These issues have happened over and over, so they're likely to happen again, Hieser said during a webinar hosted by Gartner this week. Despite this being one of the biggest concerns for cloud users, Heiser says only half of companies recently surveyed by Gartner had a process to evaluate their business continuity processes. He adds that security breaches should not be ignored, but the more pressing concern is around business continuity.
The cloud industry is slowly addressing these concerns, but vendors, users and third-party bodies that are attempting to push cloud security improvements could all be doing more, he says.

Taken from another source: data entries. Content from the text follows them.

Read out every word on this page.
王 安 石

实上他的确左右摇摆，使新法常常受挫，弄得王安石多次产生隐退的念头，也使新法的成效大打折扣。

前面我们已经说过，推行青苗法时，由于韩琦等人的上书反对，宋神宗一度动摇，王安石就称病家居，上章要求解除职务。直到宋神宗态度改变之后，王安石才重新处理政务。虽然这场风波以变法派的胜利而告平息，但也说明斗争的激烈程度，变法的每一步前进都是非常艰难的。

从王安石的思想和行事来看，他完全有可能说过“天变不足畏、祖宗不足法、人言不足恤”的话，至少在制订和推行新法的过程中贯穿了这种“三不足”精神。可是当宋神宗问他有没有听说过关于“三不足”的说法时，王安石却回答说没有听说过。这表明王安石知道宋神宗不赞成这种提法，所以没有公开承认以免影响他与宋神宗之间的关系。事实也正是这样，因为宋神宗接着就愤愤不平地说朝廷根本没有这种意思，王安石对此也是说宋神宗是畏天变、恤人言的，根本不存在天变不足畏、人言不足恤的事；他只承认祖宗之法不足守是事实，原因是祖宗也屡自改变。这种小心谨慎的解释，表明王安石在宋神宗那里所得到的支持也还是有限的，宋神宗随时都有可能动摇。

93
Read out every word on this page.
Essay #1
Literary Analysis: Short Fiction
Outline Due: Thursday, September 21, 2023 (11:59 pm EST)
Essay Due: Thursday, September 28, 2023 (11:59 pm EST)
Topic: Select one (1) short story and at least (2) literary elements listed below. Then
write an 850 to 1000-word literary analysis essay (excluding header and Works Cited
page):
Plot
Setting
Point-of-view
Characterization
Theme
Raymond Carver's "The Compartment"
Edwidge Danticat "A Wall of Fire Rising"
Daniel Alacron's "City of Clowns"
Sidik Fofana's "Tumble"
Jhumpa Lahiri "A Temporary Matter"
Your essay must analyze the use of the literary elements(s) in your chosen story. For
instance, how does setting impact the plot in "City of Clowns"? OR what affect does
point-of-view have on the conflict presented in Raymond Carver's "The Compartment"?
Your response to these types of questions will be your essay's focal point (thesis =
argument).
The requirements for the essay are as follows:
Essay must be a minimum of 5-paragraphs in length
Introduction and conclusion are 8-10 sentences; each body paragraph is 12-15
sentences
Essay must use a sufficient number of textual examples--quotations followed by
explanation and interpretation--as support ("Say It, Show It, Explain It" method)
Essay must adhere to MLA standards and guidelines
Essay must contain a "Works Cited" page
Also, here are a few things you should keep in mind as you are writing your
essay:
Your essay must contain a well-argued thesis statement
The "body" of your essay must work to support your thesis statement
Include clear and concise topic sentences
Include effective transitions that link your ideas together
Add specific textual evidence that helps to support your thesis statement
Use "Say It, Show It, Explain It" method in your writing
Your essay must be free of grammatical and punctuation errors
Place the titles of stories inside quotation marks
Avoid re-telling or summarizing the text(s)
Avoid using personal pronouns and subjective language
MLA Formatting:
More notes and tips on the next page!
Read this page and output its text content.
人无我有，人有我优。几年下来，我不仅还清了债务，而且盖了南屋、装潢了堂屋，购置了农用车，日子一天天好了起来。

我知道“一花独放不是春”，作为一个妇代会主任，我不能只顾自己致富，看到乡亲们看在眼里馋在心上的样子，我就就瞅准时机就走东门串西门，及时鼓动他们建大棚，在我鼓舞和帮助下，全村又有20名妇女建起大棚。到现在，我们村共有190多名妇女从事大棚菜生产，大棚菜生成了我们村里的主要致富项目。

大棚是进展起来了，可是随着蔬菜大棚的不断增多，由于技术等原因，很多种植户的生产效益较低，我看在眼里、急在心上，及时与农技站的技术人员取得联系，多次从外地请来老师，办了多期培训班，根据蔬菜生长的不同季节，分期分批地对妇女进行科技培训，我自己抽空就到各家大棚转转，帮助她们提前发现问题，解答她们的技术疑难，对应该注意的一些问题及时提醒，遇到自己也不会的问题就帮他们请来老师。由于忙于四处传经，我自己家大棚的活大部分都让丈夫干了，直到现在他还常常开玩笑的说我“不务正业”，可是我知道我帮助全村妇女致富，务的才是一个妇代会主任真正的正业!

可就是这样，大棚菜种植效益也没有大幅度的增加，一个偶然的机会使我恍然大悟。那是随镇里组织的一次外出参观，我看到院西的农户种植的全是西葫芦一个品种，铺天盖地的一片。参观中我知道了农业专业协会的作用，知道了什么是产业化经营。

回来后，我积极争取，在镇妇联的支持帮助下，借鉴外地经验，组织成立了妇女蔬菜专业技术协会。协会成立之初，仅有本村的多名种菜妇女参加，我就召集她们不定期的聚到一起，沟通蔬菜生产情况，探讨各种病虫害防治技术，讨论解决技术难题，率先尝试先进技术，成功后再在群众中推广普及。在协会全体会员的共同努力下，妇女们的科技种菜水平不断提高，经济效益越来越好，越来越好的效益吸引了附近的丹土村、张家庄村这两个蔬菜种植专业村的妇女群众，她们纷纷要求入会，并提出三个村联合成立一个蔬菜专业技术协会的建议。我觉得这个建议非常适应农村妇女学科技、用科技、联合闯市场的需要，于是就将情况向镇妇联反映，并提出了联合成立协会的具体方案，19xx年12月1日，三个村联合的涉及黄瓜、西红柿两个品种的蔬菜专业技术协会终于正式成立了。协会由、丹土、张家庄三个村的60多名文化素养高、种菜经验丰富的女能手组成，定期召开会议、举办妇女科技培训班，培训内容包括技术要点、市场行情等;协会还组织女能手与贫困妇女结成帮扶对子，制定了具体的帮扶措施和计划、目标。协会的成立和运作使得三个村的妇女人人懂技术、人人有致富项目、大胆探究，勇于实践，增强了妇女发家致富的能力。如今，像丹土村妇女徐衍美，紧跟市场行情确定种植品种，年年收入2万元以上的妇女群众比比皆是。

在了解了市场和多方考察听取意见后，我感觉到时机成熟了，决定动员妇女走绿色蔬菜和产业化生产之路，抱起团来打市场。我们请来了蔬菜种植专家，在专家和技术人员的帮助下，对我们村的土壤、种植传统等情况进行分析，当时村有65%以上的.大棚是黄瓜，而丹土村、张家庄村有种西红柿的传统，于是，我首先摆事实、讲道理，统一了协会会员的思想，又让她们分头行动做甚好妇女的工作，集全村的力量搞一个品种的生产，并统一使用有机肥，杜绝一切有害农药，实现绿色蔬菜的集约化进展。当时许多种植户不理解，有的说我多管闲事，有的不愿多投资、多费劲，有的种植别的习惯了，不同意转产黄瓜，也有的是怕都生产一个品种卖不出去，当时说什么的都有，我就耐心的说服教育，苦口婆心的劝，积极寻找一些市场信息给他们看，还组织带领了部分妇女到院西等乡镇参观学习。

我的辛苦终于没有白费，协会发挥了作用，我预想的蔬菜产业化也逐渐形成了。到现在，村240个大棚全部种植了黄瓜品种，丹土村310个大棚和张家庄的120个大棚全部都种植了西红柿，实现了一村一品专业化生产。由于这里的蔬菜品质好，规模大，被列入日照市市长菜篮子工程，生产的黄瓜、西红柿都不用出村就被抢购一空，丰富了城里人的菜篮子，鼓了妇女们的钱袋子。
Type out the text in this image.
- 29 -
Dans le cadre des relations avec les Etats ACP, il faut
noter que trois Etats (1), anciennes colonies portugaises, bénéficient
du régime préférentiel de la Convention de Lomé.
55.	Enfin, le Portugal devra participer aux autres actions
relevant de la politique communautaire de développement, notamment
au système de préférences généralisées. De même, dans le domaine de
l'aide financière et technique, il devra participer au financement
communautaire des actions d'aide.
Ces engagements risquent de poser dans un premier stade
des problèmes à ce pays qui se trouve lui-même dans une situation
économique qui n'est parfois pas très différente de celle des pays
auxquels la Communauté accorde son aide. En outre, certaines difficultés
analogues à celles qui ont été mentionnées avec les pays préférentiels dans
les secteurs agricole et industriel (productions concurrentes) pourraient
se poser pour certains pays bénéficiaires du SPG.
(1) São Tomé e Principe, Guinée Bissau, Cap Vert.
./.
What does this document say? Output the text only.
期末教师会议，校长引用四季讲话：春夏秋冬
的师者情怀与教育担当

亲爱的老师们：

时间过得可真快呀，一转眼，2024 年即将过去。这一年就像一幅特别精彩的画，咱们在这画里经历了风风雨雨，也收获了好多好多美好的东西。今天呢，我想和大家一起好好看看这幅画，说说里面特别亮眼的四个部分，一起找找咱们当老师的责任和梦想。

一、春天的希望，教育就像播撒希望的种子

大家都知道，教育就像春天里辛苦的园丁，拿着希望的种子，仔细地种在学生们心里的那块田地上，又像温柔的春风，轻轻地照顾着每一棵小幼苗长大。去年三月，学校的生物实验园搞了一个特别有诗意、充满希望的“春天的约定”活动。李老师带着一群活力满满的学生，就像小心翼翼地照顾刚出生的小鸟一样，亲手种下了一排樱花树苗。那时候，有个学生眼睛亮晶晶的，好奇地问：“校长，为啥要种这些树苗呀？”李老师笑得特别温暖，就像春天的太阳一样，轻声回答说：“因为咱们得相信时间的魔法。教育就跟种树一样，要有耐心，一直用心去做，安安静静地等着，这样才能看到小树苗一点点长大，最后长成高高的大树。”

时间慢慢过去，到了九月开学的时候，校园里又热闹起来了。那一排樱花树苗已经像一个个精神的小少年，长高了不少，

Vendors have been reluctant to address security recoverability from data loss in service-level agreements (SLA), he says. "It remains a common complaint that cloud service providers are being ambiguous around what they're specifically doing to protect customers," he says. Some providers may not divulge information because doing so could represent a security threat, they say. Providers many times claim a high level of availability and confidentiality of users' data, but Heiser says they provide little evidence for customers to verify those statements.
Buyers could do more too though, he says. One of the first things users need to do is classify which data really needs to be protected. Incomplete or nonexistent data classification is a common problem. "If the buyer doesn't know what the security requirements are for a specific piece of data compared to other data, it's difficult to assess whether the provider can meet provide adequate security," he says.
Third-party organizations are working to create standards and certifications for this area, but Heiser says those are still weak at this point. The Cloud Security Alliance, for example, has undertaken broad measures to address a variety of topics, but he questions how in depth those efforts have been at drilling down into specific areas.
FedRAMP is a program by the federal government that seeks to have a common set of security criteria for each provider the federal government uses for cloud computing, but it's in the early stages and may not be operational until 2014, he says. "We're beginning to get glimpse of what we need," Heiser says, but more work is needed to have standard controls, evaluation practices and global consensus. Buyers are in the best position to put pressure on vendors to be as transparent as possible on these issues, he adds.